As is said in Evansville, etc., R. Co. v. Clements (1904), 32 Ind. App. 659: ‘ ‘ The railroad track on the level with the highway is itself a warning of danger. Obstructions to the view admonish the traveler of the peril to which he is exposed. Caution must always be exercised commensurate with the known danger. The failure of the engineer to sound the whistle or ring the bell does not relieve the person approaching the highway from the use of care and ordinary prudence for his safety. What is ordinary care in one case would not be ordinary care in another under a different state of facts. ‘In proportion as the danger increases must the vigilance of the person attempting to cross increase. ’ Oleson v. Lake Shore, etc., R. Co. [1896], 143 Ind. 405, 32 L. R. A. 149, and cases cited; Towers v. Lake Erie, etc., R. Co. [1898], 18 Ind. App. 684, and cases cited.” To the same effect is the case of Baltimore, etc., R. Co. v. Musgrave (1900), 24 Ind. App. 295.

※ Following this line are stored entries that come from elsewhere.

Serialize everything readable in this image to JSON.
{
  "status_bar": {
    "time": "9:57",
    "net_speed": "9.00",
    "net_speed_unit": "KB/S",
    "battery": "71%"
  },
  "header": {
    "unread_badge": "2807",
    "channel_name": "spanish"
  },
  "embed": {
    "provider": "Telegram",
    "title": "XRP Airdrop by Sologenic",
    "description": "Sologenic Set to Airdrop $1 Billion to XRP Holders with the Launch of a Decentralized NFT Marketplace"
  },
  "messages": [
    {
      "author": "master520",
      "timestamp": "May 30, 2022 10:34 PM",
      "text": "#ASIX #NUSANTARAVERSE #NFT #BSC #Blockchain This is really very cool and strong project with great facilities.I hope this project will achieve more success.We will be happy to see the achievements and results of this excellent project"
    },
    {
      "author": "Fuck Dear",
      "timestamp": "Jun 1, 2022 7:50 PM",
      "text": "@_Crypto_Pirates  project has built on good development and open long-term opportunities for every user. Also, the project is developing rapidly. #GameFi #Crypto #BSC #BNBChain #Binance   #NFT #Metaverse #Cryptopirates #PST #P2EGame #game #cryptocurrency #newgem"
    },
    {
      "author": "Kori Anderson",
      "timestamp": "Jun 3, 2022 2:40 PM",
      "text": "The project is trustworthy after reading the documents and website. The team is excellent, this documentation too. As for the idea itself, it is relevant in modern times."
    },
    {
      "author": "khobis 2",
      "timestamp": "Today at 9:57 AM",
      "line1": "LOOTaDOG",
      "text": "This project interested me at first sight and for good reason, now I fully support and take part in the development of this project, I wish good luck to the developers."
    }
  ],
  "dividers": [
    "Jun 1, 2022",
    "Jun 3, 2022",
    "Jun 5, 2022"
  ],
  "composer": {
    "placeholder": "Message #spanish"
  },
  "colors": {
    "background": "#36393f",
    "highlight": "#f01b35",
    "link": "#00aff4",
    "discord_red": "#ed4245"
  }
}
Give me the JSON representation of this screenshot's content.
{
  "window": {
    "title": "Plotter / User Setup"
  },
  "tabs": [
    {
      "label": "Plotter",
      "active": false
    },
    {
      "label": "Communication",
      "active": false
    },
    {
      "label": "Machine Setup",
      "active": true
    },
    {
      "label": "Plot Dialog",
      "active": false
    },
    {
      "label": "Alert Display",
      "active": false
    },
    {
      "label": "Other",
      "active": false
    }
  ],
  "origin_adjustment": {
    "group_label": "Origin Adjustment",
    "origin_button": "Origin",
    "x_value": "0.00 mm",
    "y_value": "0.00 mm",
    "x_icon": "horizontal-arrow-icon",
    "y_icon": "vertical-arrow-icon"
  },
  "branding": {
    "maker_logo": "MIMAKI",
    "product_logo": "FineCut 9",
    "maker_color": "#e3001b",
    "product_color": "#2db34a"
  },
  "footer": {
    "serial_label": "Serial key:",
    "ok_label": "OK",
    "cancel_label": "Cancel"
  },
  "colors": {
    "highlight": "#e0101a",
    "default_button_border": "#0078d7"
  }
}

Here the degree of care is different from that of a traveler approaching a crossing with no knowledge of an approach*84ing train, in which case he is entitled to rely, to some extent at least, upon the statutory signals to warn him of the train’s approach. Cleveland, etc., R. Co. v. Lynn (1909), 171 Ind. 589; Baltimore, etc., R. Co. v. Conoyer (1898), 149 Ind. 524.

In the case last cited the court say: “ It is true, as a legal proposition, that the mere omission of signals, or the like, cannot alone, ordinarily, be accepted by a person about to pass over a crossing as an assurance that there is no danger in crossing. * * * A person approaching a railroad crossing has the right to assume that the company will obey the law, by giving the required signals of an approaching train; and if such person, under the circumstances, after having exercised due care, and employed his senses of seeing and hearing, to ascertain if a train is approaching, and thereby avoid danger, can neither see nor hear an advancing or moving train, he is justified in presuming that he can pass over the crossing in safety.”

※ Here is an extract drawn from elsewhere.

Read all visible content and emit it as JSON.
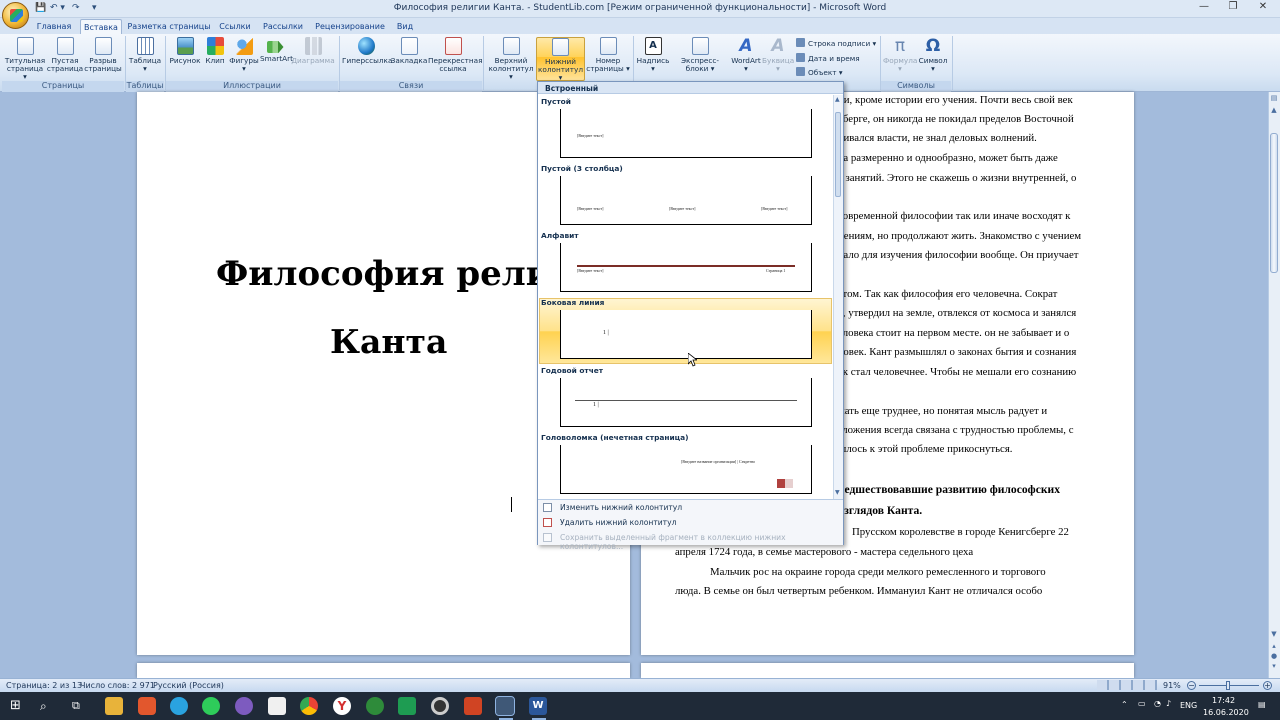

7. But a traveler cannot indulge in this presumption where, from any source, he has actual knowledge of an approaching train; and in this particular case, whether it was the noise of the vehicle in which he was riding, or some other intervening agency, that prevented decedent from hearing the rumble of the approaching train, is immaterial.

With this modification of the original opinion, the petition for rehearing is overruled.